Translational Autoinflammatory Diseases Section, NIH, Bethesda, Maryland.
Bone Marrow Transplantation and Immune Deficiency, Cincinnati Children's Hospital Medical Center and University of Cincinnati, Cincinnati, Ohio, and Hematology/Oncology, University of Western Ontario Schulich School of Medicine & Dentistry, London, Ontario, Canada.
Arthritis Rheumatol. 2023 Oct;75(10):1714-1732. doi: 10.1002/art.42636. Epub 2023 Jul 24.
Haemophagocytic lymphohistiocytosis (HLH) and macrophage activation syndrome (MAS) are life-threatening systemic hyperinflammatory syndromes that can develop in most inflammatory contexts. They can progress rapidly, and early identification and management are critical for preventing organ failure and mortality. This effort aimed to develop evidence-based and consensus-based points to consider to assist clinicians in optimising decision-making in the early stages of diagnosis, treatment and monitoring of HLH/MAS.
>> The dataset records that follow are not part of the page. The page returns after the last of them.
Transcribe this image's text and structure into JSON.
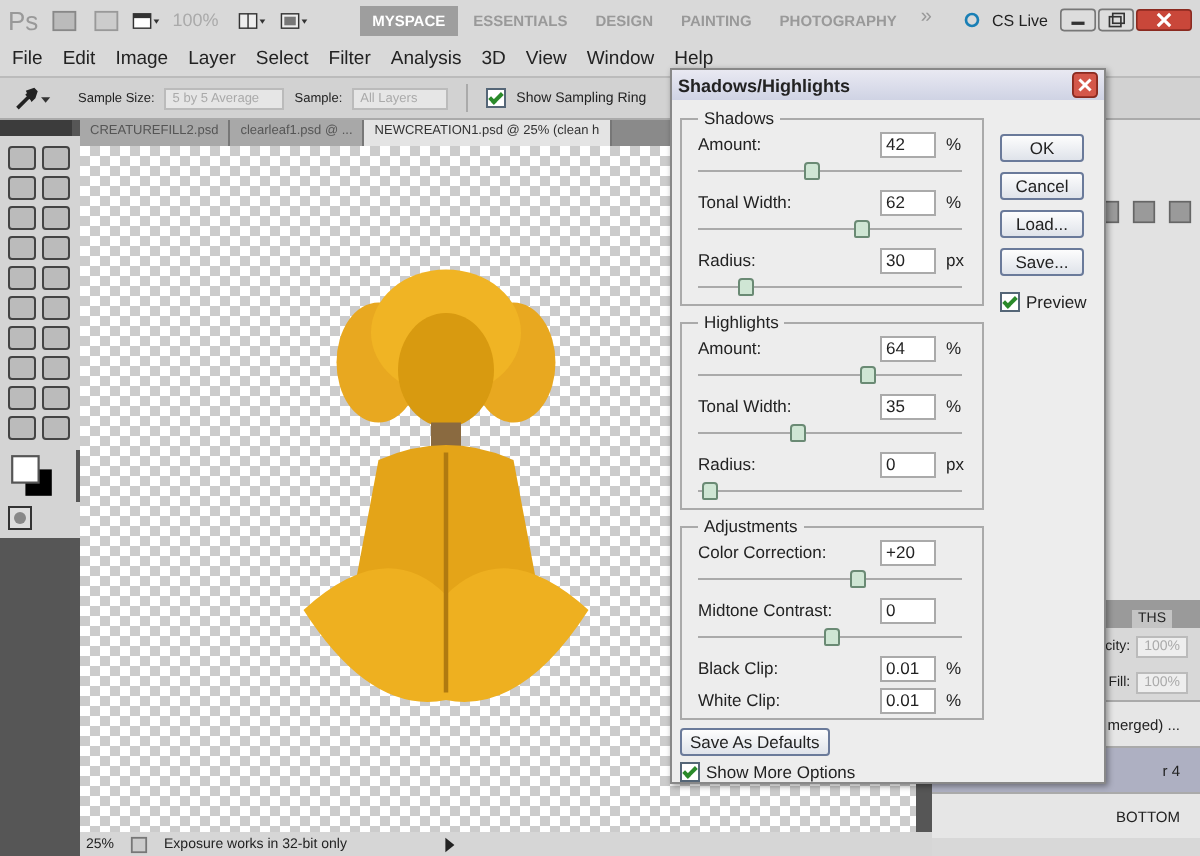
{
  "top_bar": {
    "logo": "Ps",
    "zoom": "100%",
    "workspaces": [
      {
        "label": "MYSPACE",
        "selected": true
      },
      {
        "label": "ESSENTIALS",
        "selected": false
      },
      {
        "label": "DESIGN",
        "selected": false
      },
      {
        "label": "PAINTING",
        "selected": false
      },
      {
        "label": "PHOTOGRAPHY",
        "selected": false
      }
    ],
    "more": "»",
    "cs_live": "CS Live"
  },
  "menu": [
    "File",
    "Edit",
    "Image",
    "Layer",
    "Select",
    "Filter",
    "Analysis",
    "3D",
    "View",
    "Window",
    "Help"
  ],
  "options_bar": {
    "sample_size_label": "Sample Size:",
    "sample_size": "5 by 5 Average",
    "sample_label": "Sample:",
    "sample": "All Layers",
    "sampling_ring": {
      "label": "Show Sampling Ring",
      "checked": true
    }
  },
  "doc_tabs": [
    {
      "label": "CREATUREFILL2.psd",
      "selected": false
    },
    {
      "label": "clearleaf1.psd @ ...",
      "selected": false
    },
    {
      "label": "NEWCREATION1.psd @ 25% (clean h",
      "selected": true
    }
  ],
  "status_bar": {
    "zoom": "25%",
    "message": "Exposure works in 32-bit only"
  },
  "layers_panel": {
    "tab": "THS",
    "opacity_label": "city:",
    "opacity": "100%",
    "fill_label": "Fill:",
    "fill": "100%",
    "layers": [
      {
        "name": "merged) ...",
        "selected": false
      },
      {
        "name": "r 4",
        "selected": true
      },
      {
        "name": "BOTTOM",
        "selected": false
      }
    ]
  },
  "dialog": {
    "title": "Shadows/Highlights",
    "groups": [
      {
        "title": "Shadows",
        "rows": [
          {
            "kind": "slider",
            "label": "Amount:",
            "value": "42",
            "unit": "%",
            "level": 0.42
          },
          {
            "kind": "slider",
            "label": "Tonal Width:",
            "value": "62",
            "unit": "%",
            "level": 0.62
          },
          {
            "kind": "slider",
            "label": "Radius:",
            "value": "30",
            "unit": "px",
            "level": 0.15
          }
        ]
      },
      {
        "title": "Highlights",
        "rows": [
          {
            "kind": "slider",
            "label": "Amount:",
            "value": "64",
            "unit": "%",
            "level": 0.65
          },
          {
            "kind": "slider",
            "label": "Tonal Width:",
            "value": "35",
            "unit": "%",
            "level": 0.36
          },
          {
            "kind": "slider",
            "label": "Radius:",
            "value": "0",
            "unit": "px",
            "level": 0
          }
        ]
      },
      {
        "title": "Adjustments",
        "rows": [
          {
            "kind": "slider",
            "label": "Color Correction:",
            "value": "+20",
            "level": 0.61
          },
          {
            "kind": "slider",
            "label": "Midtone Contrast:",
            "value": "0",
            "level": 0.5
          },
          {
            "kind": "plain",
            "label": "Black Clip:",
            "value": "0.01",
            "unit": "%"
          },
          {
            "kind": "plain",
            "label": "White Clip:",
            "value": "0.01",
            "unit": "%"
          }
        ]
      }
    ],
    "buttons": [
      "OK",
      "Cancel",
      "Load...",
      "Save..."
    ],
    "preview": {
      "label": "Preview",
      "checked": true
    },
    "save_defaults": "Save As Defaults",
    "show_more": {
      "label": "Show More Options",
      "checked": true
    }
  }
}
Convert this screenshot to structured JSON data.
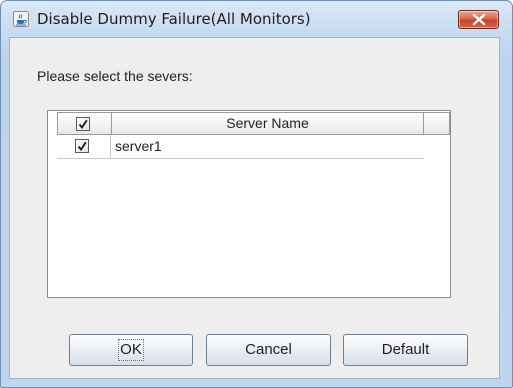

A multinational, multidisciplinary task force of physician experts, including adult and paediatric rheumatologists, haematologist/oncologists, immunologists, infectious disease specialists, intensivists, allied healthcare professionals and patients/parents, formulated relevant research questions and conducted a systematic literature review (SLR). Delphi methodology, informed by SLR results and questionnaires of experts, was used to generate statements aimed at assisting early decision-making and optimising the initial care of patients with HLH/MAS.
The task force developed 6 overarching statements and 24 specific points to consider relevant to early recognition of HLH/MAS, diagnostic approaches, initial management and monitoring of HLH/MAS. Major themes included the simultaneous need for prompt syndrome recognition, systematic evaluation of underlying contributors, early intervention targeting both hyperinflammation and likely contributors, careful monitoring for progression/complications and expert multidisciplinary assistance.
These 2022 EULAR/American College of Rheumatology points to consider provide up-to-date guidance, based on the best available published data and expert opinion. They are meant to help guide the initial evaluation, management and monitoring of patients with HLH/MAS in order to halt disease progression and prevent life-threatening immunopathology.
噬血细胞性淋巴组织细胞增生症(HLH)和巨噬细胞活化综合征(MAS)是危及生命的全身性炎症过度活跃综合征,可在大多数炎症环境中发展。它们可能迅速进展,早期识别和管理对于预防器官衰竭和死亡至关重要。本研究旨在制定基于循证和共识的考虑要点,以帮助临床医生在 HLH/MAS 的早期诊断、治疗和监测阶段优化决策。
一个由医生专家组成的多学科、多国家任务组,包括成人和儿科风湿病学家、血液科医生/肿瘤学家、免疫学家、传染病专家、重症监护专家、辅助医疗保健专业人员以及患者/家长,制定了相关的研究问题并进行了系统文献回顾(SLR)。Delphi 方法学,基于 SLR 结果和专家问卷,用于生成旨在协助早期决策和优化 HLH/MAS 患者初始护理的陈述。
工作组制定了 6 项总体陈述和 24 项具体考虑要点,这些要点与 HLH/MAS 的早期识别、诊断方法、初始管理和监测相关。主要主题包括同时需要迅速识别综合征、系统评估潜在诱因、针对炎症过度活跃和可能诱因的早期干预、仔细监测进展/并发症以及专家多学科协助。
这些 2022 年 EULAR/美国风湿病学会考虑要点提供了基于最佳现有发表数据和专家意见的最新指南。它们旨在帮助指导 HLH/MAS 患者的初始评估、管理和监测,以阻止疾病进展并预防危及生命的免疫病理学。